Остановка

Зоя Богуславская
100
10
(1 голос)
0 0

Аннотация: Современный читатель хорошо знаком с творчеством Зои Богуславской. Она автор широко известных книг «Семьсот новыми», «…и завтра», «Наваждение», «Гонки», «Транзитом», «Защита».

Книга добавлена:
17-01-2023, 12:58
0
192
88
Остановка

Читать книгу "Остановка"



Да, ее бегство было напрасным. Это стало ясно в первую же минуту, как Куранцев увидел ее. Как могла она в горячке самомнения не предугадать того, что случится. Неужели она воображала, что его слова о разрыве — шутка, что с ней он поступит иначе, чем с другими?

Очевидно, в мозгу ее произошла подмена — она предположила, что невероятный поступок, на который она рискнула, убежав, из реанимационной, вызовет ответную реакцию; поняв силу ее привязанности, он перестанет говорить о разрыве. Откуда ему было знать об опасности, которой она себя подвергала? Ему не было никакого дела до того, отчего она сбежала и как сюда попала. Она стала просто лишней помехой на пути его сборов, грозивших срывом гастролей. Потом-то она все это увидела собственными глазами.

В момент, когда Любка появилась, Куранцеву сообщили о двух непредвиденных осложнениях. Тяжело заболел ударник, а гитарист требует включить в поездку жену, иначе он ехать не сможет, дома дошло до развода. Любка не придумала ничего другого, как сделать вид, что ее выписали.

— Не обращай на меня внимания, — сказала беспечно. — Я побуду с тобой, может, что надо.

Он бегал по своим делам, но она не смогла таскаться с ним весь день, куда ей! Она поехала в Госконцерт, в репертуарный отдел, а с этажа на этаж — и здоровый рухнет. Казалось, он никогда не разделается со всем этим, не уладит всех мелочей.

— Извини, — бросил он ей под вечер, — мотай отсюда, видишь, что творится. Попозже загляни ко мне. Часам к восьми.

Конечно, в восемь его дома и в помине не было, ведь понимала же, что он просто так сказал, чтобы отвязаться, и все равно потащилась.
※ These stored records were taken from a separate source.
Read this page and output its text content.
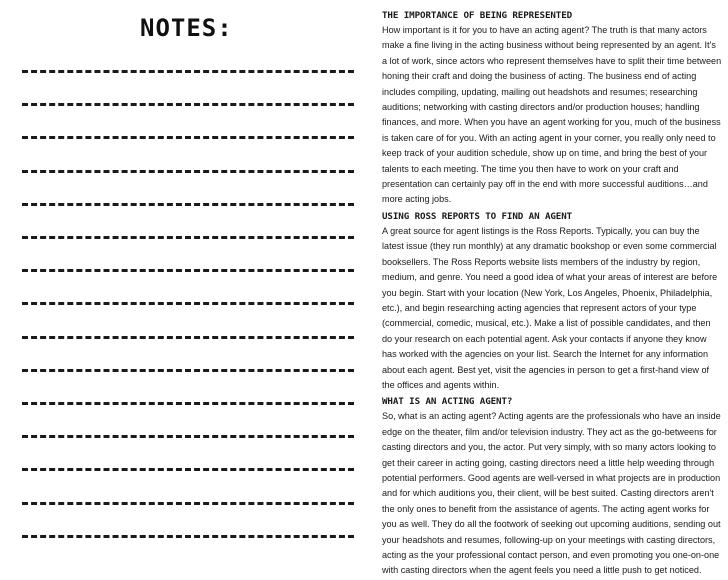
NOTES:	THE IMPORTANCE OF BEING REPRESENTED

How important is it for you to have an acting agent? The truth is that many actors make a fine living in the acting business without being represented by an agent. It's a lot of work, since actors who represent themselves have to split their time between honing their craft and doing the business of acting. The business end of acting includes compiling, updating, mailing out headshots and resumes; researching auditions; networking with casting directors and/or production houses; handling finances, and more. When you have an agent working for you, much of the business is taken care of for you. With an acting agent in your corner, you really only need to keep track of your audition schedule, show up on time, and bring the best of your talents to each meeting. The time you then have to work on your craft and presentation can certainly pay off in the end with more successful auditions…and more acting jobs.

USING ROSS REPORTS TO FIND AN AGENT

A great source for agent listings is the Ross Reports. Typically, you can buy the latest issue (they run monthly) at any dramatic bookshop or even some commercial booksellers. The Ross Reports website lists members of the industry by region, medium, and genre. You need a good idea of what your areas of interest are before you begin. Start with your location (New York, Los Angeles, Phoenix, Philadelphia, etc.), and begin researching acting agencies that represent actors of your type (commercial, comedic, musical, etc.). Make a list of possible candidates, and then do your research on each potential agent. Ask your contacts if anyone they know has worked with the agencies on your list. Search the Internet for any information about each agent. Best yet, visit the agencies in person to get a first-hand view of the offices and agents within.

WHAT IS AN ACTING AGENT?

So, what is an acting agent? Acting agents are the professionals who have an inside edge on the theater, film and/or television industry. They act as the go-betweens for casting directors and you, the actor. Put very simply, with so many actors looking to get their career in acting going, casting directors need a little help weeding through potential performers. Good agents are well-versed in what projects are in production and for which auditions you, their client, will be best suited. Casting directors aren't the only ones to benefit from the assistance of agents. The acting agent works for you as well. They do all the footwork of seeking out upcoming auditions, sending out your headshots and resumes, following-up on your meetings with casting directors, acting as the your professional contact person, and even promoting you one-on-one with casting directors when the agent feels you need a little push to get noticed.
До часу ночи она болталась в подъезде, сидя на подоконнике, голова кружилась, подступающая к горлу тошнота грозила разразиться рвотой. Посмотрелась в зеркальце и ужаснулась — бледные губы, горящие, затравленно-решительные глаза. Было уже слишком поздно, за всеми дверями давно стихли голоса, сквозь дрему Любка услышала его шаги, тяжелые и летящие одновременно. Она переждала, когда он вошел к себе, потом спустилась, позвонила в дверь, так, будто только что подъехала на такси. Не успел Володька расспросить ее, выпить чаю, хотя бы перевести дыхание, как подъехал тот самый гитарист с женой, которую он требовал взять в гастрольную поездку. Не обратив на Любку ровно никакого внимания, будто она пустое место, муж начал качать права, и Куранцев целиком переключился на него. Когда гитарист кончил излагать свои претензии, Куранцев стал убеждать его повременить с женой, пока они устроятся на новом месте, для него у Володи нашлись задушевные интонации, улыбка, шуточки, он просто колесом вертелся перед этим лабухом, лишь бы уговорить. Любке это надоело, она ушла на кухню, невыносимая слабость валила ее с ног, она откинулась на диван и уснула, не услышав, когда они разошлись.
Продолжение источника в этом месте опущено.